Hurricanes and tornadoes are very different animals (150 mile per hour winds versus 300, for starters), but preparation for both kinds of weather systems is pretty much the same. Know where you will head for shelter (hurricanes allow much more time for evacuation) and have an emergency kit ready. “If you’re prepared and know what your response is going to be, you will spend a shorter amount of time reacting in crisis and exponentially increase your survivability,” Emerson says. If you’re caught by surprise outside with no shelter, head for a car. “If you are going to get swept away, might as well be in a steel container with your seatbelt on.”
If you find yourself falling into a sinkhole (or falling off of anything, really) knowing the parachute-landing fall could save your life or at least decrease your chance of breaking bones. In Airborne School, paratroopers-in-training practice PLFs everyday.

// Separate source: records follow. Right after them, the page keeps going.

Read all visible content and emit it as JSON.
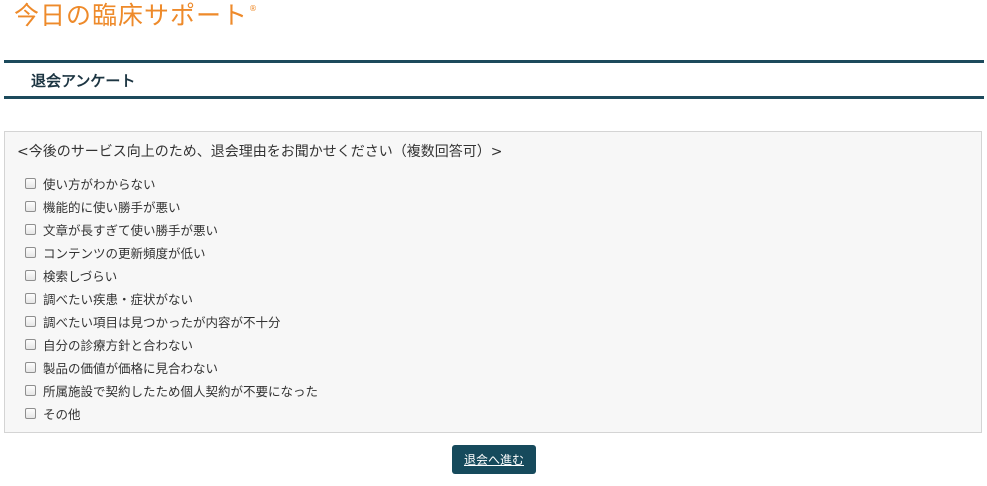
{
  "header": {
    "logo_text": "今日の臨床サポート",
    "logo_mark": "®",
    "page_title": "退会アンケート"
  },
  "survey": {
    "question": "<今後のサービス向上のため、退会理由をお聞かせください（複数回答可）>",
    "options": [
      {
        "label": "使い方がわからない",
        "checked": false
      },
      {
        "label": "機能的に使い勝手が悪い",
        "checked": false
      },
      {
        "label": "文章が長すぎて使い勝手が悪い",
        "checked": false
      },
      {
        "label": "コンテンツの更新頻度が低い",
        "checked": false
      },
      {
        "label": "検索しづらい",
        "checked": false
      },
      {
        "label": "調べたい疾患・症状がない",
        "checked": false
      },
      {
        "label": "調べたい項目は見つかったが内容が不十分",
        "checked": false
      },
      {
        "label": "自分の診療方針と合わない",
        "checked": false
      },
      {
        "label": "製品の価値が価格に見合わない",
        "checked": false
      },
      {
        "label": "所属施設で契約したため個人契約が不要になった",
        "checked": false
      },
      {
        "label": "その他",
        "checked": false
      }
    ]
  },
  "actions": {
    "submit_label": "退会へ進む"
  },
  "colors": {
    "brand_orange": "#ee8a2a",
    "header_rule": "#1c4a5c",
    "button_bg": "#164a5c",
    "panel_bg": "#f7f7f7"
  }
}
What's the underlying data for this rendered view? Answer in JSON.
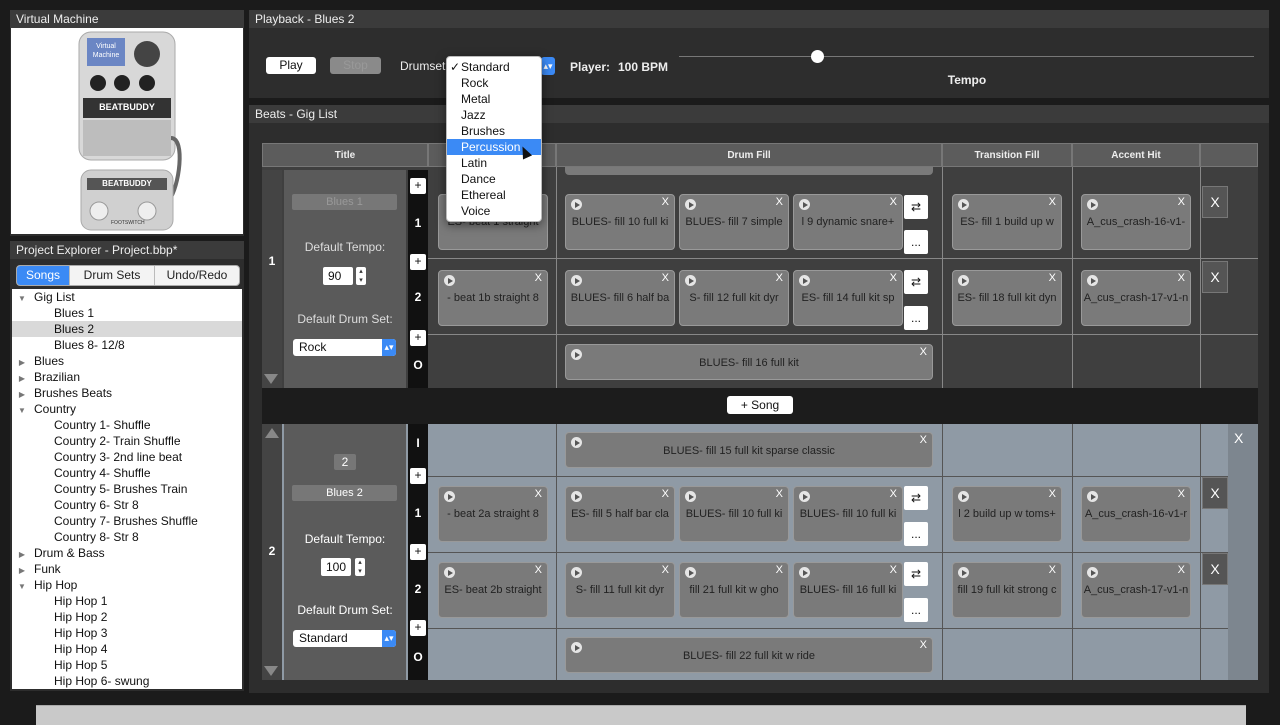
{
  "virtual_machine": {
    "title": "Virtual Machine",
    "display_text": "Virtual Machine",
    "brand": "BEATBUDDY",
    "footswitch_brand": "BEATBUDDY",
    "footswitch_label": "FOOTSWITCH"
  },
  "project_explorer": {
    "title": "Project Explorer - Project.bbp*",
    "tabs": [
      "Songs",
      "Drum Sets",
      "Undo/Redo"
    ],
    "tree": [
      {
        "label": "Gig List",
        "level": 0,
        "expanded": true
      },
      {
        "label": "Blues 1",
        "level": 1
      },
      {
        "label": "Blues 2",
        "level": 1,
        "selected": true
      },
      {
        "label": "Blues 8- 12/8",
        "level": 1
      },
      {
        "label": "Blues",
        "level": 0,
        "expanded": false
      },
      {
        "label": "Brazilian",
        "level": 0,
        "expanded": false
      },
      {
        "label": "Brushes Beats",
        "level": 0,
        "expanded": false
      },
      {
        "label": "Country",
        "level": 0,
        "expanded": true
      },
      {
        "label": "Country 1- Shuffle",
        "level": 1
      },
      {
        "label": "Country 2- Train Shuffle",
        "level": 1
      },
      {
        "label": "Country 3- 2nd line beat",
        "level": 1
      },
      {
        "label": "Country 4- Shuffle",
        "level": 1
      },
      {
        "label": "Country 5- Brushes Train",
        "level": 1
      },
      {
        "label": "Country 6- Str 8",
        "level": 1
      },
      {
        "label": "Country 7- Brushes Shuffle",
        "level": 1
      },
      {
        "label": "Country 8- Str 8",
        "level": 1
      },
      {
        "label": "Drum & Bass",
        "level": 0,
        "expanded": false
      },
      {
        "label": "Funk",
        "level": 0,
        "expanded": false
      },
      {
        "label": "Hip Hop",
        "level": 0,
        "expanded": true
      },
      {
        "label": "Hip Hop 1",
        "level": 1
      },
      {
        "label": "Hip Hop 2",
        "level": 1
      },
      {
        "label": "Hip Hop 3",
        "level": 1
      },
      {
        "label": "Hip Hop 4",
        "level": 1
      },
      {
        "label": "Hip Hop 5",
        "level": 1
      },
      {
        "label": "Hip Hop 6- swung",
        "level": 1
      }
    ]
  },
  "playback": {
    "title": "Playback - Blues 2",
    "play_label": "Play",
    "stop_label": "Stop",
    "drumset_label": "Drumset",
    "player_label": "Player:",
    "bpm_label": "100 BPM",
    "tempo_label": "Tempo",
    "tempo_position": 0.24
  },
  "drumset_menu": {
    "options": [
      "Standard",
      "Rock",
      "Metal",
      "Jazz",
      "Brushes",
      "Percussion",
      "Latin",
      "Dance",
      "Ethereal",
      "Voice"
    ],
    "checked": "Standard",
    "highlighted": "Percussion",
    "check_mark": "✓"
  },
  "beats": {
    "title": "Beats - Gig List",
    "headers": {
      "title": "Title",
      "drum_fill": "Drum Fill",
      "transition_fill": "Transition Fill",
      "accent_hit": "Accent Hit"
    },
    "add_song_label": "+ Song",
    "plus": "+",
    "dots": "...",
    "x": "X",
    "song1": {
      "number": "1",
      "name": "Blues 1",
      "default_tempo_label": "Default Tempo:",
      "tempo": "90",
      "default_drumset_label": "Default Drum Set:",
      "drumset": "Rock",
      "part1": {
        "num": "1",
        "main": "ES- beat 1 straight",
        "fills": [
          "BLUES- fill 10 full ki",
          "BLUES- fill 7 simple",
          "l 9 dynamic snare+"
        ],
        "transition": "ES- fill 1 build up w",
        "accent": "A_cus_crash-16-v1-"
      },
      "part2": {
        "num": "2",
        "main": "- beat 1b straight 8",
        "fills": [
          "BLUES- fill 6 half ba",
          "S- fill 12 full kit dyr",
          "ES- fill 14 full kit sp"
        ],
        "transition": "ES- fill 18 full kit dyn",
        "accent": "A_cus_crash-17-v1-n"
      },
      "outro": {
        "letter": "O",
        "fill": "BLUES- fill 16 full kit"
      }
    },
    "song2": {
      "number": "2",
      "name": "Blues 2",
      "default_tempo_label": "Default Tempo:",
      "tempo": "100",
      "default_drumset_label": "Default Drum Set:",
      "drumset": "Standard",
      "intro": {
        "letter": "I",
        "fill": "BLUES- fill 15 full kit sparse classic"
      },
      "part1": {
        "num": "1",
        "main": "- beat 2a straight 8",
        "fills": [
          "ES- fill 5 half bar cla",
          "BLUES- fill 10 full ki",
          "BLUES- fill 10 full ki"
        ],
        "transition": "l 2 build up w toms+",
        "accent": "A_cus_crash-16-v1-r"
      },
      "part2": {
        "num": "2",
        "main": "ES- beat 2b straight",
        "fills": [
          "S- fill 11 full kit dyr",
          "fill 21 full kit w gho",
          "BLUES- fill 16 full ki"
        ],
        "transition": "fill 19 full kit strong c",
        "accent": "A_cus_crash-17-v1-n"
      },
      "outro": {
        "letter": "O",
        "fill": "BLUES- fill 22 full kit w ride"
      }
    }
  }
}
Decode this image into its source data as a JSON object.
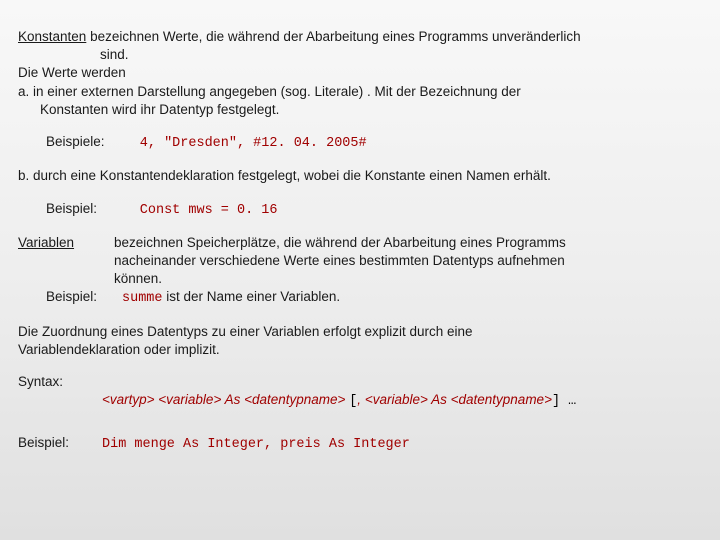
{
  "konstanten": {
    "heading": "Konstanten",
    "line1_rest": " bezeichnen Werte, die während der Abarbeitung eines Programms unveränderlich",
    "line1_cont": "sind.",
    "line2": "Die Werte werden",
    "a_line1": "a.  in einer externen Darstellung angegeben (sog. Literale) . Mit  der Bezeichnung der",
    "a_line2": "Konstanten wird ihr Datentyp festgelegt.",
    "beispiele_label": "Beispiele:",
    "beispiele_code": "4,   \"Dresden\",   #12. 04. 2005#",
    "b_line": "b.  durch eine Konstantendeklaration festgelegt, wobei die Konstante einen Namen erhält.",
    "beispiel_label": "Beispiel:",
    "beispiel_code": "Const mws = 0. 16"
  },
  "variablen": {
    "heading": "Variablen",
    "desc1": "bezeichnen Speicherplätze, die während der Abarbeitung eines Programms",
    "desc2": "nacheinander verschiedene Werte eines bestimmten Datentyps aufnehmen",
    "desc3": "können.",
    "beispiel_label": "Beispiel:",
    "ex_code": "summe",
    "ex_rest": " ist der Name einer Variablen."
  },
  "assign": {
    "line1": "Die Zuordnung eines Datentyps zu einer Variablen erfolgt explizit durch eine",
    "line2": "Variablendeklaration oder implizit."
  },
  "syntax": {
    "label": "Syntax:",
    "p1": "<vartyp> <variable>",
    "as1": " As ",
    "p2": "<datentypname> ",
    "br1": "[",
    "comma": ", ",
    "p3": "<variable>",
    "as2": " As ",
    "p4": "<datentypname>",
    "br2": "] …"
  },
  "final": {
    "label": "Beispiel:",
    "code": "Dim menge As Integer,  preis As Integer"
  }
}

The recent New Jersey Transit train crash in Hoboken—which killed one and injured dozens—highlighted the sorry state of many of our country’s public transportation systems. Necessary transit funding is probably going to take a while, so study up on Emerson’s pro tip for not getting launched out of a speeding train. “The old mantra is, ‘It’s not the speed that kills you, it’s the sudden stop,’” says Emerson. To prevent deadly ejection during collision, use your purse or messenger-bag strap to fasten a DIY seat belt.